There are two problems with this sophisticated objection. First, in the current system the Fed has a moving federal-funds target. At best, then, it would be analogous only if the Federal Open Market Committee said after each meeting, “We are now setting the target price of gold at such-and-such dollars. However, if unemployment begins rising and core CPI is under 2 percent, we will begin raising the target price of gold in $10 increments over the next few meetings.” That system would be nothing like the classical gold standard.
Yet the deeper problem with the analogy is that on a classical gold standard, the government is (imperfectly) mimicking what would happen if the money were actually gold, with people walking around with gold coins in their pockets, and merchants quoting prices not in dollars but in grains or ounces of gold.

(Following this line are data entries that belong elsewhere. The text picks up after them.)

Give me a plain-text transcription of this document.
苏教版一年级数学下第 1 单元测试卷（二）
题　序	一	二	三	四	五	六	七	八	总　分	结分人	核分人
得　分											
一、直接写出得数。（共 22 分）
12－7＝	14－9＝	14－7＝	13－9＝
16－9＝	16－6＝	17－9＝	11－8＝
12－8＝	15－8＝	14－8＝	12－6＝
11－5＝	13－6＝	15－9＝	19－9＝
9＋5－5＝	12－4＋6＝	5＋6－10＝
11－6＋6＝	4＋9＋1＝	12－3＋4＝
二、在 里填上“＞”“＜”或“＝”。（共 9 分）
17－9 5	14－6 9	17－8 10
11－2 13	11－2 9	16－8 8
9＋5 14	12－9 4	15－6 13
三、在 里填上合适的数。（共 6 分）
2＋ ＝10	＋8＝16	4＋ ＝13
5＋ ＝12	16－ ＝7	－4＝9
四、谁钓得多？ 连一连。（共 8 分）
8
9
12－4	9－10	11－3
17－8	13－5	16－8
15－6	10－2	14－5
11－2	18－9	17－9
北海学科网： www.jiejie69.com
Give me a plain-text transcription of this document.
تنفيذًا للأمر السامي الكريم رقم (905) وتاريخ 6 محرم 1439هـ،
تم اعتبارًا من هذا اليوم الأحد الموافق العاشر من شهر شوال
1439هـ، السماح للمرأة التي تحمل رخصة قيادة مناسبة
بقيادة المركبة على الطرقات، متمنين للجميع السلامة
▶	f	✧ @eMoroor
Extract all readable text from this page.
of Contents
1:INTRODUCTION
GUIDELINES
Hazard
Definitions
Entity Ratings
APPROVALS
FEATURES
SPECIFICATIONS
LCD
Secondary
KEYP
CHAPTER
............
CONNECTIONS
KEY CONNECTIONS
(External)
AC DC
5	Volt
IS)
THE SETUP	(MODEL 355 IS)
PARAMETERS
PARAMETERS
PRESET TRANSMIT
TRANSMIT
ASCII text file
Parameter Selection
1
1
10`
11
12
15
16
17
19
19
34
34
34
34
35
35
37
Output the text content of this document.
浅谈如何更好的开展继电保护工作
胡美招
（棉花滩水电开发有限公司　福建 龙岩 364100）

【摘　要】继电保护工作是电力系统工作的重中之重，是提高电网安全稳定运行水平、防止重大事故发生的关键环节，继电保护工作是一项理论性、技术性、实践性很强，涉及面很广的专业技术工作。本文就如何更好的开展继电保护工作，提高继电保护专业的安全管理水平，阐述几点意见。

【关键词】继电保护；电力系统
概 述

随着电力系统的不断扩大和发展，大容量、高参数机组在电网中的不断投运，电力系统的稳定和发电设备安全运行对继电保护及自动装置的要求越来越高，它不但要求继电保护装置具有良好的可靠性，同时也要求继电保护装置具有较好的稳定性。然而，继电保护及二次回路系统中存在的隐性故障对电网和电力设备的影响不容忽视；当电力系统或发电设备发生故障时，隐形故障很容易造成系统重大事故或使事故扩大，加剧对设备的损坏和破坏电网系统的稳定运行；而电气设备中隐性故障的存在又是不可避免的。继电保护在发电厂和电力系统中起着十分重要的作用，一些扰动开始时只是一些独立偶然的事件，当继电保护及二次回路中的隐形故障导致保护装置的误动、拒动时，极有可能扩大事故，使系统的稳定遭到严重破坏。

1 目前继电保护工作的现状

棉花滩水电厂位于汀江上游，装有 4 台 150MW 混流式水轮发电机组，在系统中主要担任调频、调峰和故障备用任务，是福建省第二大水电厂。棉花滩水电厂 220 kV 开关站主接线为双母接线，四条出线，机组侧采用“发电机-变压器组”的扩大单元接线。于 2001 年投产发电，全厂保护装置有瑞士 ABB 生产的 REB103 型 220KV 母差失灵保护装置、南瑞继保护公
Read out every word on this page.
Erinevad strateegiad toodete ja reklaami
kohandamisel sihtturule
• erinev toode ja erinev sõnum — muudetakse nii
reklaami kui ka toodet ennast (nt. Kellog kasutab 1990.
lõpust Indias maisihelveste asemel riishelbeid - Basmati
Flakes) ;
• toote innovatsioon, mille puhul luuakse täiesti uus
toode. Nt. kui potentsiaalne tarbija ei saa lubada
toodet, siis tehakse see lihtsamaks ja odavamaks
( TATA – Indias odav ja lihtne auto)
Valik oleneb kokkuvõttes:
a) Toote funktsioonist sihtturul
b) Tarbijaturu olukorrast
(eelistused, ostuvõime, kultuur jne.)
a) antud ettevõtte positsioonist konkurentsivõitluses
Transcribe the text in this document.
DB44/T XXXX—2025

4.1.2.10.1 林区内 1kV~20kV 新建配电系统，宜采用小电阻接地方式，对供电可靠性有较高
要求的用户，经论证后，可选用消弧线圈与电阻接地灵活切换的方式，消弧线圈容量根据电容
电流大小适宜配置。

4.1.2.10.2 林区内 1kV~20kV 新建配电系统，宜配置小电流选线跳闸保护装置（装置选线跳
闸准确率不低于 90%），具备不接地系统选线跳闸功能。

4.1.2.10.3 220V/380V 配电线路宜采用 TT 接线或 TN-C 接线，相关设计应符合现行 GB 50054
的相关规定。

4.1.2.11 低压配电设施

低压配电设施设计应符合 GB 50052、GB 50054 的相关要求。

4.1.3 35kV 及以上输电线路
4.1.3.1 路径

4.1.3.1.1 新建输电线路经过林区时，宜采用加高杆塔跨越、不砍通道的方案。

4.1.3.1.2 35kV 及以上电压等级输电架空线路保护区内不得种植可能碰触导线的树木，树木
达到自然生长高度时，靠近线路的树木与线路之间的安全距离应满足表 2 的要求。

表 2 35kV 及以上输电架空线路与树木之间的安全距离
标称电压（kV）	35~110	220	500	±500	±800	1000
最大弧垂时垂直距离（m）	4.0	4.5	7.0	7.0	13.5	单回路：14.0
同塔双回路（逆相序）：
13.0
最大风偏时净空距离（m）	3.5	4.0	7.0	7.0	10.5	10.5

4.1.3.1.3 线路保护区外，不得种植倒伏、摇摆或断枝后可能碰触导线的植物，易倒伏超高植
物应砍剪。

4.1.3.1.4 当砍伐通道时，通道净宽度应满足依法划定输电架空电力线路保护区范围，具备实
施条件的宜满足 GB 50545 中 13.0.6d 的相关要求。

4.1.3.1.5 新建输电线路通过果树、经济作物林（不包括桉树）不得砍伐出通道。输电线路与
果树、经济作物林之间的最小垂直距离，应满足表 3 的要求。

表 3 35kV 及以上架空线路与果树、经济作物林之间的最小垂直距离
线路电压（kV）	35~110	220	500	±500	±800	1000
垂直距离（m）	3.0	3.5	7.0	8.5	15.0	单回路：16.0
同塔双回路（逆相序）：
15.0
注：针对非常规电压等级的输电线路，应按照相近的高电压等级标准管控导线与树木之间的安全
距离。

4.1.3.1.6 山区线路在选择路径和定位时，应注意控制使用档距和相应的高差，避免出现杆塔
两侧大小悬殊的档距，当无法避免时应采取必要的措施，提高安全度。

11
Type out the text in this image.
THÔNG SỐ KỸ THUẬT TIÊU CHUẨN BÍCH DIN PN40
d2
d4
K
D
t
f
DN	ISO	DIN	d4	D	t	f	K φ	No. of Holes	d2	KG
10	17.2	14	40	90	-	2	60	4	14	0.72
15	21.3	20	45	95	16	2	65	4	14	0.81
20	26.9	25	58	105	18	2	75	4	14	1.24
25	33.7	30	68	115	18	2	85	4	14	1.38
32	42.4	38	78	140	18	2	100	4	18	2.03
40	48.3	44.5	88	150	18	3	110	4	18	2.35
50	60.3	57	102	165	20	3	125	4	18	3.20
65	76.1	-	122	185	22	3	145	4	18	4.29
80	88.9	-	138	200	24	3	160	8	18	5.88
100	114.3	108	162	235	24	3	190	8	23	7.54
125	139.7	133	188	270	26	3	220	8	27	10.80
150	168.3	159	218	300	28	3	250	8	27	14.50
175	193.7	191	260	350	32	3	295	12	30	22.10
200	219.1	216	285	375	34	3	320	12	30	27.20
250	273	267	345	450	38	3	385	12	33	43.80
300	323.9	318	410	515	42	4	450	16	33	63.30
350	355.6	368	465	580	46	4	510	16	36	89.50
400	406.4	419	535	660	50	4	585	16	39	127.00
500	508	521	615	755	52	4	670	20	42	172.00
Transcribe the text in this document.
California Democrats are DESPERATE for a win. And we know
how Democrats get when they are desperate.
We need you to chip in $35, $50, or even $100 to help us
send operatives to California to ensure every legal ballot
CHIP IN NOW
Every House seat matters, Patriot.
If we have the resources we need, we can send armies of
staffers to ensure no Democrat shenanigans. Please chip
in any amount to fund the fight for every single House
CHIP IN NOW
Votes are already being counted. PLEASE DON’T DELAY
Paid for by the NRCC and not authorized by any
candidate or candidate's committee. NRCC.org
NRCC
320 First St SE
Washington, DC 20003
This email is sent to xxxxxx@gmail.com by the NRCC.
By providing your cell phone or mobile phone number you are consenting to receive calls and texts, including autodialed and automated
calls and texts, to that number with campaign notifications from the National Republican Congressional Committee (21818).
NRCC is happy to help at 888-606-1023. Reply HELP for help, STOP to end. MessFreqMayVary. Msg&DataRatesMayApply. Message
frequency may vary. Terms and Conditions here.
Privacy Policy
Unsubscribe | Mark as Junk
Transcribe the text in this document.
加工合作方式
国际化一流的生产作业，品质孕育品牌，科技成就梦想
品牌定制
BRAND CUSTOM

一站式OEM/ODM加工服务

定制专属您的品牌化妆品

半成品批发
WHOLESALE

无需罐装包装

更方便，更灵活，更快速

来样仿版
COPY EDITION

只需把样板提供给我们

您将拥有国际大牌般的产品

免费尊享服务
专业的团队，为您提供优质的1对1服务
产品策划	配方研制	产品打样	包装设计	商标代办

The classical gold standard, by fixing the dollar as convertible into a definite and constant weight of gold, doesn’t introduce another price: the dollar is supposed to be a claim-ticket to gold. This isn’t really “price fixing,” any more than defining a foot as 12 inches is “central planning.”
In contrast, what would be the free-market analog of the Fed’s current strategy of targeting short-term interest rates? The only thing I can think of is if the money commodity in a community weren’t something tangible like gold, silver, or tobacco, but rather overnight bonds issued by banks. Yet what is a bond but a promise to deliver money? So how could the money itself be a short-term bond? At this point I am dropping the analogy, lest I become permanently cross-eyed.
Conclusion
As the Fed’s debasement of the currency reaches literally unprecedented levels, more and more regular Americans are waking up to the merits of commodity money. Yet this isn’t some populist fad; there is a whole tradition of excellent academic scholarship touting the virtues of the gold standard. If he returns to the subject, I hope critics like the LA Times’s Popper will give gold a fairer hearing.
- 1The operation would be automatic if the system were set up along the lines of the classical gold standard. People all over the world would have the guarantee that they could always turn over $2,000 in Federal Reserve notes in exchange for a physical ounce of gold. If the market price of gold ever went above $2,000, therefore, speculators could earn arbitrage profits by buying from Uncle Sam at $2,000 and reselling gold in the market for more.